Copyright Alert: ISPs Join the Fight
This week marks the launch of the Copyright Alert System, a cooperative effort between internet service providers and content owners to proactively limit piracy and file-sharing via peer-to-peer networks like BitTorrent. A beefed-up version of the three-strike system that universities like Stanford are internally implementing to protect their own users from the legal consequences of illegal file-sharing, the system involves content owners sharing offending IP addresses with service providers when they detect illegal file sharing. The ISP then warns allegedly offending users of the infraction using a “six-strike” system of ramifications increasing in severity – from warning emails and educational videos to throttling network speeds or blocking certain websites.
Though some groups advocating for internet liberty equate the measure to spying and a violation of due process, it is worth noting that this initiative is not a government organization, nor do ISPs actually spy on their users. Instead, content owners monitor public peer-to-peer traffic as they already do, and ISPs simply claim to engage their users before content owners resort to litigation. An internal appeal process allows users to clear their name if they contend the infraction – but with a controversial $35 filing fee attached. Despite the pundit tumult, though, detection by the system is relatively easy to avoid, lending credence to ISPs who play down the initiative as merely a deterrent to the public at large, not a crackdown on actual pirates. A final word of warning to downloaders, though, is that this private initiative does not necessarily reduce the threat of actual DMCA-backed lawsuits. Groups on the sidelines anxiously await the system’s rollout for now.
Is Google Still a Gentle Giant?
Google has had to walk a fine line lately; its struggles highlight the balancing act that large information companies must conduct with regard to expression and privacy. On one hand, the Silicon Valley behemoth inspired cheers from freedom-of-information activists when it decided not to comply with an order from the Spanish Data Authority to remove links to public websites from its search results. The case began when a Spanish citizen, through a Google search, found public legal records about himself online. A Spanish court ordered Google to remove the links; Google, throughout the appeals process, has insisted that its search results merely link to publicly and legally available sites and that it cannot play a role in removing content that the publisher controls.
On the other hand, privacy advocates must have raised a brow when the European Union’s Data Protection Authorities will vote on possible legal action against Google in response to what it sees as violations of European privacy laws. Google has denied the Authorities’ allegations, perhaps because the Authorities have limited enforcement capabilities even if they successfully pursue Google in court (potential fines total only several hundred thousand dollars). Pundits at Wired, however, foresee a result where new rules passed by the European Parliament would dramatically increase the fines they can impose on Google in 2014, to over $1 billion. If the Data Protection Authorities continue to challenge the boys at Mountain View, they very well deal a significant blow to Google when their enforcement powers are scaled up.

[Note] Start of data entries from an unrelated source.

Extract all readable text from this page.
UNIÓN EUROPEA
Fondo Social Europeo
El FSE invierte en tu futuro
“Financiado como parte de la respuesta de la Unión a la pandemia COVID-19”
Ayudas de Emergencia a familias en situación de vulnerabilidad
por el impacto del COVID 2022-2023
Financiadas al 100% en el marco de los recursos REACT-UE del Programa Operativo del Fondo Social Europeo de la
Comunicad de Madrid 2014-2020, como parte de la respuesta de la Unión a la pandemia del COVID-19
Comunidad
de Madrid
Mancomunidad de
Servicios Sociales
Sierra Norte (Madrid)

Meanwhile, Google is still hashing out a deal with the European Union over a different antitrust investigation. It appears Europe is where Google’s users and competitors have chosen their battlegrounds; it remains to be seen where the once-noble search giant will go from here.
Warrantless Surveillance and the Catch-22 of Establishing Standing
Opponents of government surveillance were reeling Tuesday from a Supreme Court decision that blocked a challenge to government surveillance. A 5-4 majority of the high court ruled that journalist plaintiffs and the ACLU lacked standing to challenge the constitutionality of §1881 of the Foreign Intelligence Surveillance Act (FISA), enacted in 2008 and extended in 2012. The law legalized the Bush-era wiretap programs begun shortly after terrorist attacks on September 11th, 2001. Though the program has been challenged in several appellate circuits, it reached the Supreme Court for the first time this term. The ACLU brought the case on behalf of journalists and lawyers on the basis that their communications had probably been subject to government wiretapping at some time without a warrant.
Unfortunately for the plaintiffs, the majority, in an opinion written by Justice Samuel Alito, held that the plaintiffs lacked standing because they had not shown that the alleged harms were not speculative. In other words, the plaintiffs could not prove that the government was likely to wiretap their communications– mostly because in lieu of warrants, government surveillance plans are instead approved by the Foreign Intelligence Surveillance Court, a single-purpose court that operates in secret. The Court’s concerns are valid – a sufficiently low bar for standing would bring intelligence operations to a grinding halt. However, the dissenting justices charge that the Court’s refusal to grant standing based even on “probable injury” bars plaintiffs from bringing a case even when it is virtually certain the government has conducted surveillance, simply because the program by design will never reveal whether the surveillance operation actually exists.
While civil liberty groups were hoping to pick apart the FISA Amendments Act using the Fourth Amendment, it appears this Court may never broach the subject of its constitutionality unless one day the government accidentally reveals its secret programs. And in the 9th Circuit, it appears that sovereign immunity would shield the government from liability even in that unlikely scenario. Joseph Heller would be proud.